Finley y Van Exel asoman como buenos complementos en San Antonio, ya que los Spurs, con un perfil defensivo, a menudo les cuesta marcar puntos. Popovich ha tratado de remediar ello trayendo a anotadores comprobados como Ron Mercer, Steve Smith y Glenn Robinson en años recientes, pero con limitado éxito.
"Más que nada es cohesión. Es sobre gente que comprende tu estilo y aceptar sus papeles", dijo Duncan. "Más talento no significa un mejor equipo".
San Antonio también fichó al delantero Fabricio Oberto, un veterano de 30 años procedente del basquetbol español, y compañero de Ginóbili en el equipo argentino que se colgó el oro olímpico en Atenas.
"Es un tipo muy polifacético", dijo el también delantero Robert Horry. "No sólo te agobia con su habilidad atlética, sino que también es inteligente y sabe moverse en la cancha. Es quien más me ha impresionado".

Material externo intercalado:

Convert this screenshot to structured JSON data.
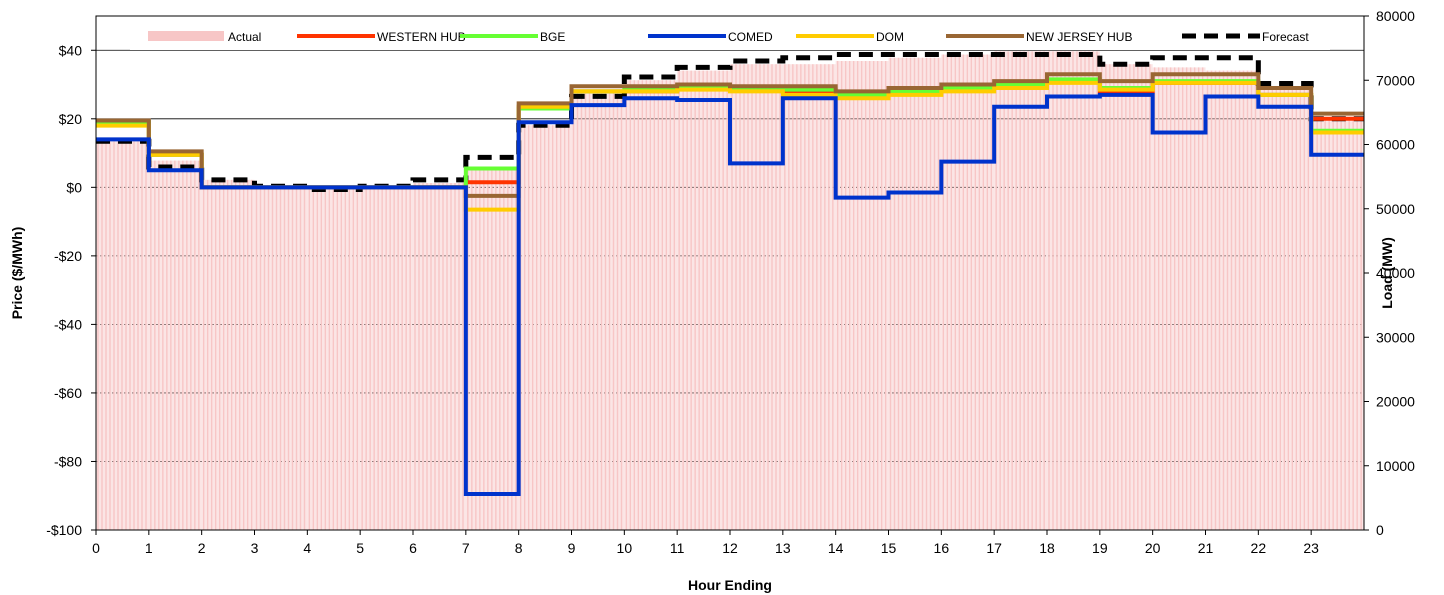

Brown dice que San Antonio ha apilado tanto jugador con clase que hasta su segundo equipo se clasificaría a los playoffs. En las casas de apuestas en Las Vegas y en la opinión de los entendedores, los Spurs son ultra favoritos para revalidar su título. Tres cuartos de los gerentes de los equipos de la NBA los escogieron para salir campeones.
Tanto favoritismo es algo nuevo para los Spurs, y uno que Popovich trata de mantener a raya.
"No somos el único fuerte en la liga. Hay hasta ocho con mucho talento. No somos los únicos. La única diferencia es que ganamos el campeonato el año pasado", sostuvo.